03.09.2014

Kommentar

Kein Populismus

Von Andreas Kaiser

Als die Bundesregierung in der vergangenen Woche ihr Ideenpaket „gegen den Sozialmissbrauch durch Angehörige der EU-Mitgliedsstaaten“ vorgestellt hat, war die Empörung der Opposition und einiger Sozialverbände groß. Fast reflexhaft attestierten die Grünen der Regierung „Populismus“. Der Deutsche Caritasverband monierte, die aktuelle Debatte mache „Vorurteile und Diskriminierung salonfähig“. Doch bei Licht betrachtet schießen beide Vorwürfe doch deutlich über das Ziel hinaus.

Wer sich den Katalog von Sozialministerin Andrea Nahles (SPD) und Innenminister Thomas de Maizière (CDU) einmal näher anschaut, wird schnell feststellen: Das Papier ist vor allem auch eine Ohrfeige gegen die Scharfmacher in den eigenen Reihen.
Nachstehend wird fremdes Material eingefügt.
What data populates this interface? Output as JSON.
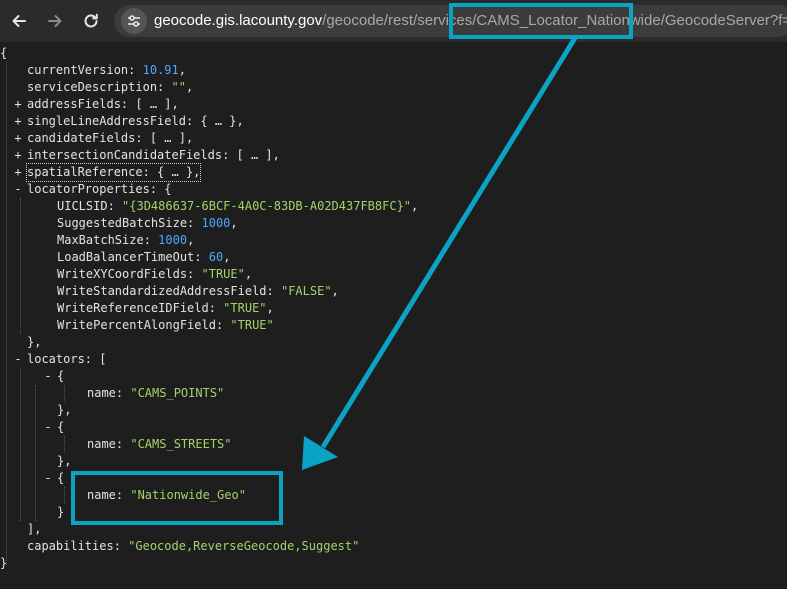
{
  "browser": {
    "url_host": "geocode.gis.lacounty.gov",
    "url_path_before": "/geocode/rest/services/",
    "url_path_highlight": "CAMS_Locator_Nationwide",
    "url_path_after": "/GeocodeServer?f=json",
    "icons": [
      "back-arrow-icon",
      "forward-arrow-icon",
      "reload-icon",
      "site-settings-icon"
    ]
  },
  "json": {
    "open_brace": "{",
    "close_brace": "}",
    "current_version_key": "currentVersion",
    "current_version_value": "10.91",
    "service_description_key": "serviceDescription",
    "service_description_value": "\"\"",
    "collapsed": [
      {
        "key": "addressFields",
        "preview": "[ … ],"
      },
      {
        "key": "singleLineAddressField",
        "preview": "{ … },"
      },
      {
        "key": "candidateFields",
        "preview": "[ … ],"
      },
      {
        "key": "intersectionCandidateFields",
        "preview": "[ … ],"
      },
      {
        "key": "spatialReference",
        "preview": "{ … },"
      }
    ],
    "locator_properties_key": "locatorProperties",
    "locator_properties": [
      {
        "key": "UICLSID",
        "value": "\"{3D486637-6BCF-4A0C-83DB-A02D437FB8FC}\"",
        "type": "str"
      },
      {
        "key": "SuggestedBatchSize",
        "value": "1000",
        "type": "num"
      },
      {
        "key": "MaxBatchSize",
        "value": "1000",
        "type": "num"
      },
      {
        "key": "LoadBalancerTimeOut",
        "value": "60",
        "type": "num"
      },
      {
        "key": "WriteXYCoordFields",
        "value": "\"TRUE\"",
        "type": "str"
      },
      {
        "key": "WriteStandardizedAddressField",
        "value": "\"FALSE\"",
        "type": "str"
      },
      {
        "key": "WriteReferenceIDField",
        "value": "\"TRUE\"",
        "type": "str"
      },
      {
        "key": "WritePercentAlongField",
        "value": "\"TRUE\"",
        "type": "str"
      }
    ],
    "locators_key": "locators",
    "locator_name_key": "name",
    "locators": [
      {
        "name": "\"CAMS_POINTS\""
      },
      {
        "name": "\"CAMS_STREETS\""
      },
      {
        "name": "\"Nationwide_Geo\""
      }
    ],
    "capabilities_key": "capabilities",
    "capabilities_value": "\"Geocode,ReverseGeocode,Suggest\""
  },
  "annotation": {
    "color": "#0aa3c6"
  }
}
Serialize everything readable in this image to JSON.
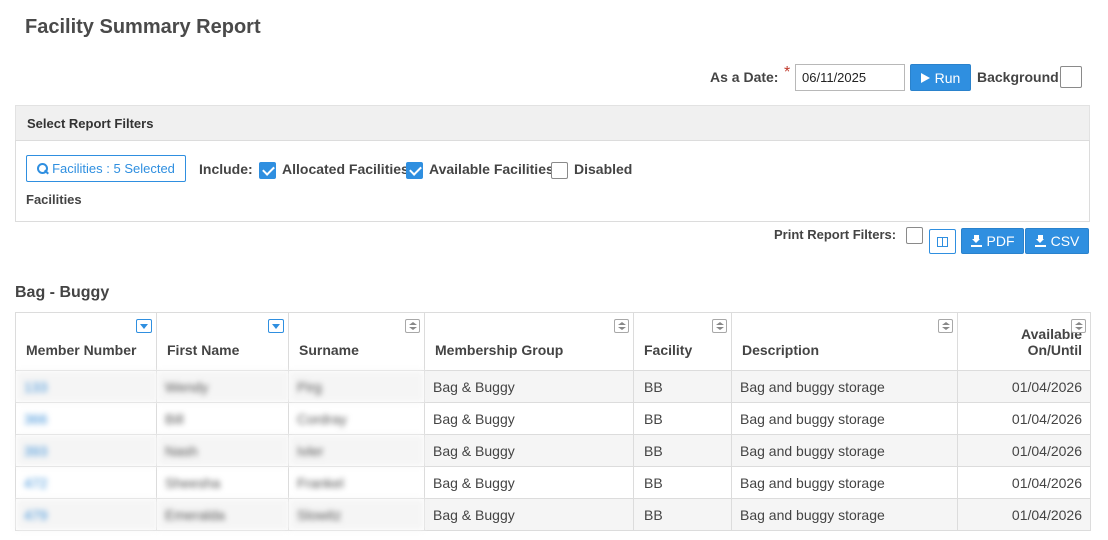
{
  "page": {
    "title": "Facility Summary Report"
  },
  "run_bar": {
    "date_label": "As a Date:",
    "required_mark": "*",
    "date_value": "06/11/2025",
    "run_label": "Run",
    "background_label": "Background:",
    "background_checked": false
  },
  "filters": {
    "header": "Select Report Filters",
    "facilities_button": "Facilities : 5 Selected",
    "include_label": "Include:",
    "options": [
      {
        "label": "Allocated Facilities",
        "checked": true
      },
      {
        "label": "Available Facilities",
        "checked": true
      },
      {
        "label": "Disabled",
        "checked": false
      }
    ],
    "sub_label": "Facilities"
  },
  "export_bar": {
    "print_filters_label": "Print Report Filters:",
    "print_filters_checked": false,
    "pdf_label": "PDF",
    "csv_label": "CSV"
  },
  "section": {
    "title": "Bag - Buggy"
  },
  "table": {
    "columns": [
      {
        "label": "Member Number",
        "indicator": "filter"
      },
      {
        "label": "First Name",
        "indicator": "filter"
      },
      {
        "label": "Surname",
        "indicator": "sort"
      },
      {
        "label": "Membership Group",
        "indicator": "sort"
      },
      {
        "label": "Facility",
        "indicator": "sort"
      },
      {
        "label": "Description",
        "indicator": "sort"
      },
      {
        "label": "Available On/Until",
        "indicator": "sort"
      }
    ],
    "rows": [
      {
        "member": "133",
        "first": "Wendy",
        "surname": "Pirg",
        "group": "Bag & Buggy",
        "facility": "BB",
        "description": "Bag and buggy storage",
        "available": "01/04/2026"
      },
      {
        "member": "366",
        "first": "Bill",
        "surname": "Cordray",
        "group": "Bag & Buggy",
        "facility": "BB",
        "description": "Bag and buggy storage",
        "available": "01/04/2026"
      },
      {
        "member": "393",
        "first": "Nash",
        "surname": "Ivler",
        "group": "Bag & Buggy",
        "facility": "BB",
        "description": "Bag and buggy storage",
        "available": "01/04/2026"
      },
      {
        "member": "472",
        "first": "Sheesha",
        "surname": "Frankel",
        "group": "Bag & Buggy",
        "facility": "BB",
        "description": "Bag and buggy storage",
        "available": "01/04/2026"
      },
      {
        "member": "479",
        "first": "Emeralda",
        "surname": "Slowitz",
        "group": "Bag & Buggy",
        "facility": "BB",
        "description": "Bag and buggy storage",
        "available": "01/04/2026"
      }
    ]
  }
}
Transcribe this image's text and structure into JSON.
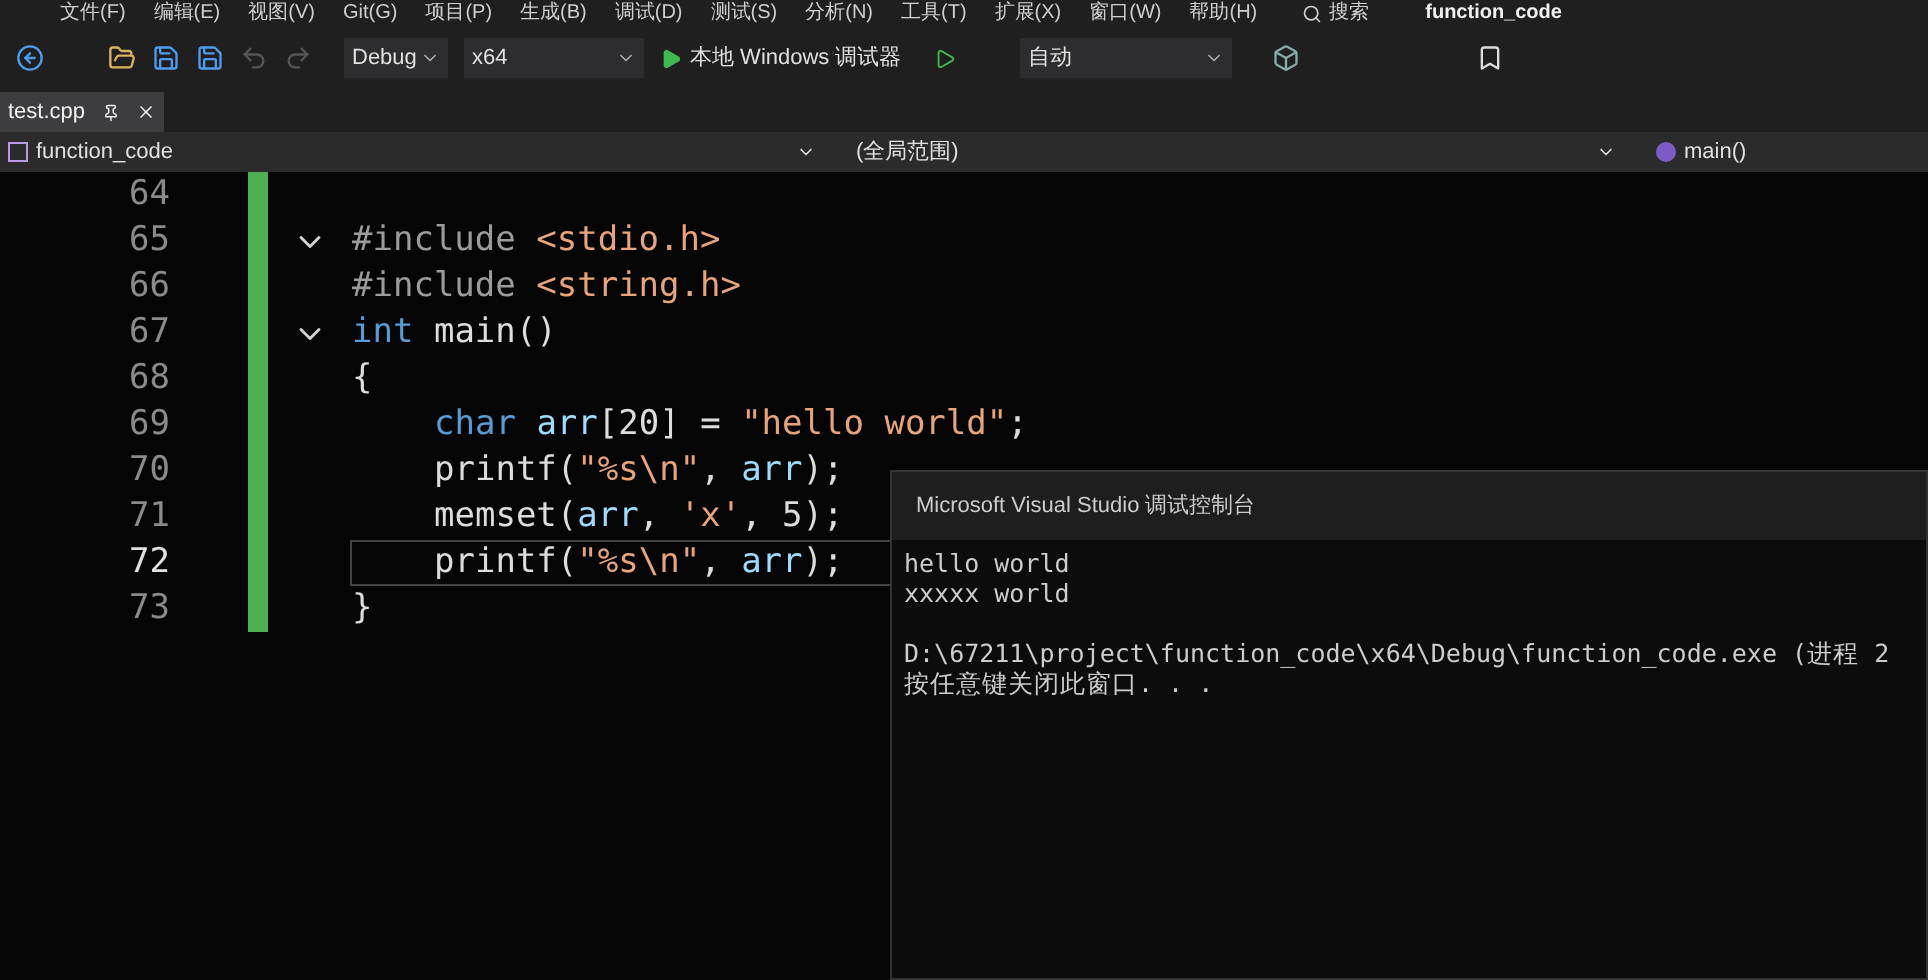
{
  "menu": [
    "文件(F)",
    "编辑(E)",
    "视图(V)",
    "Git(G)",
    "项目(P)",
    "生成(B)",
    "调试(D)",
    "测试(S)",
    "分析(N)",
    "工具(T)",
    "扩展(X)",
    "窗口(W)",
    "帮助(H)"
  ],
  "search": {
    "label": "搜索"
  },
  "window": {
    "title": "function_code"
  },
  "toolbar": {
    "configuration": "Debug",
    "platform": "x64",
    "run_label": "本地 Windows 调试器",
    "stack_frame": "自动"
  },
  "tabs": [
    {
      "label": "test.cpp",
      "selected": true
    }
  ],
  "navigation": {
    "project": "function_code",
    "scope": "(全局范围)",
    "member": "main()"
  },
  "editor": {
    "lines": [
      {
        "number": "64",
        "fold": false,
        "current": false
      },
      {
        "number": "65",
        "fold": true,
        "current": false,
        "indented": false,
        "tokens": [
          {
            "text": "#include ",
            "kind": "preproc"
          },
          {
            "text": "<stdio.h>",
            "kind": "string"
          }
        ]
      },
      {
        "number": "66",
        "fold": false,
        "current": false,
        "indented": false,
        "tokens": [
          {
            "text": "#include ",
            "kind": "preproc"
          },
          {
            "text": "<string.h>",
            "kind": "string"
          }
        ]
      },
      {
        "number": "67",
        "fold": true,
        "current": false,
        "indented": false,
        "tokens": [
          {
            "text": "int",
            "kind": "keyword"
          },
          {
            "text": " main()",
            "kind": "plain"
          }
        ]
      },
      {
        "number": "68",
        "fold": false,
        "current": false,
        "indented": false,
        "tokens": [
          {
            "text": "{",
            "kind": "plain"
          }
        ]
      },
      {
        "number": "69",
        "fold": false,
        "current": false,
        "indented": true,
        "tokens": [
          {
            "text": "char ",
            "kind": "keyword"
          },
          {
            "text": "arr",
            "kind": "variable"
          },
          {
            "text": "[20] = ",
            "kind": "plain"
          },
          {
            "text": "\"hello world\"",
            "kind": "string"
          },
          {
            "text": ";",
            "kind": "plain"
          }
        ]
      },
      {
        "number": "70",
        "fold": false,
        "current": false,
        "indented": true,
        "tokens": [
          {
            "text": "printf(",
            "kind": "plain"
          },
          {
            "text": "\"%s\\n\"",
            "kind": "string"
          },
          {
            "text": ", ",
            "kind": "plain"
          },
          {
            "text": "arr",
            "kind": "variable"
          },
          {
            "text": ");",
            "kind": "plain"
          }
        ]
      },
      {
        "number": "71",
        "fold": false,
        "current": false,
        "indented": true,
        "tokens": [
          {
            "text": "memset(",
            "kind": "plain"
          },
          {
            "text": "arr",
            "kind": "variable"
          },
          {
            "text": ", ",
            "kind": "plain"
          },
          {
            "text": "'x'",
            "kind": "string"
          },
          {
            "text": ", 5);",
            "kind": "plain"
          }
        ]
      },
      {
        "number": "72",
        "fold": false,
        "current": true,
        "indented": true,
        "tokens": [
          {
            "text": "printf(",
            "kind": "plain"
          },
          {
            "text": "\"%s\\n\"",
            "kind": "string"
          },
          {
            "text": ", ",
            "kind": "plain"
          },
          {
            "text": "arr",
            "kind": "variable"
          },
          {
            "text": ");",
            "kind": "plain"
          }
        ]
      },
      {
        "number": "73",
        "fold": false,
        "current": false,
        "indented": false,
        "tokens": [
          {
            "text": "}",
            "kind": "plain"
          }
        ]
      }
    ]
  },
  "console": {
    "title": "Microsoft Visual Studio 调试控制台",
    "paragraphs": [
      [
        "hello world",
        "xxxxx world"
      ],
      [
        "D:\\67211\\project\\function_code\\x64\\Debug\\function_code.exe (进程 2",
        "按任意键关闭此窗口. . ."
      ]
    ]
  }
}
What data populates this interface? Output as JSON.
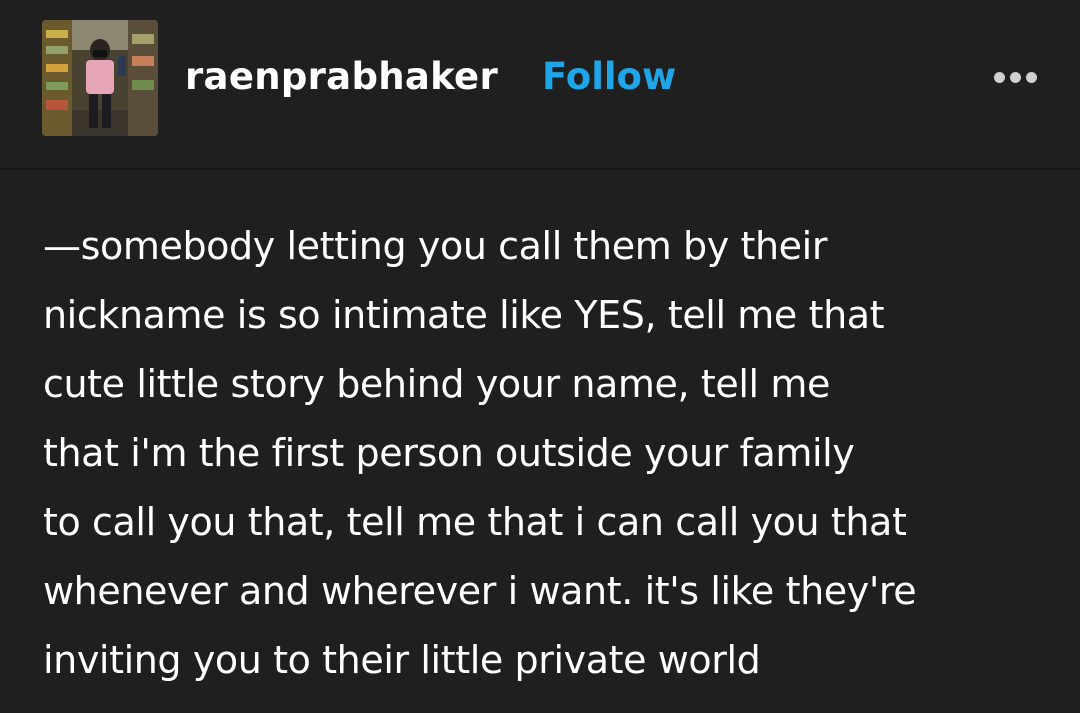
{
  "post": {
    "username": "raenprabhaker",
    "follow_label": "Follow",
    "more_icon": "ellipsis-icon",
    "body_lines": [
      "—somebody letting you call them by their",
      "nickname is so intimate like YES, tell me that",
      "cute little story behind your name, tell me",
      "that i'm the first person outside your family",
      "to call you that, tell me that i can call you that",
      "whenever and wherever i want. it's like they're",
      "inviting you to their little private world"
    ]
  },
  "colors": {
    "background": "#1f1f1f",
    "text": "#ffffff",
    "follow": "#1fa6e8",
    "divider": "#141414"
  }
}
Klipp und klar wird da festgehalten, dass von einer massenhaften Zuwanderung in unser Sozialsystem – wie dies zuletzt etliche Politiker der CSU unter der markigen Parole „Wer betrügt, der fliegt“ beschrien hatten – längst keine Rede sein kann. Die allermeisten, die da aktuell nach Deutschland kommen, wollen arbeiten. Und tun es auch.

Folgerichtig stellte der Innenminister jetzt fest: Klar, habe die Zuwanderung aus einigen Staaten seit der EU-Osterweiterung zugenommen. Doch im gleichen Atemzug sagte er auch: „Das ist eine gute Nachricht für unser Land.“ Die meisten Zuwanderer trügen hier zum Wohlstand bei. Und wo dies nicht der Fall ist, will die Bundesregierung nachhelfen. Etwa mit Integrationskursen und großzügigen Finanzspritzen an Kommunen wie Duisburg, Offenbach oder Dortmund, in denen die Zahl von Leistungsempfängern aus Bulgarien und Rumänien zuletzt deutlich über den Durchschnitt angestiegen ist. Außerdem sollen zukünftig die Aufenthaltsgenehmigungen für jene Zuwanderer nicht mehr verlängert werden, die nach sechs Monaten noch immer keine Arbeit haben. Ausgewiesen werden sollen auch Personen, die sich hierzulande Kindergeld erschleichen, obwohl sie in ihrer Heimat schon welches bekommen. Die Koalitionäre wissen: Ein ungebremster Export von Sozialproblemen von einem Land ins andere würde letztendlich der gesamten europäischen Idee großen Schaden zufügen.

Dass das Vorhaben der Großen Koalition kein Populismus ist, macht auch ein anderer Umstand deutlich. Bisher haben weder Ausländerverbände noch Integrationsbeauftragte das Vorhaben kritisiert. Im Gegenteil. Nahles und de Maizière haben eine zuletzt recht aufgeheizte Debatte endlich versachlicht.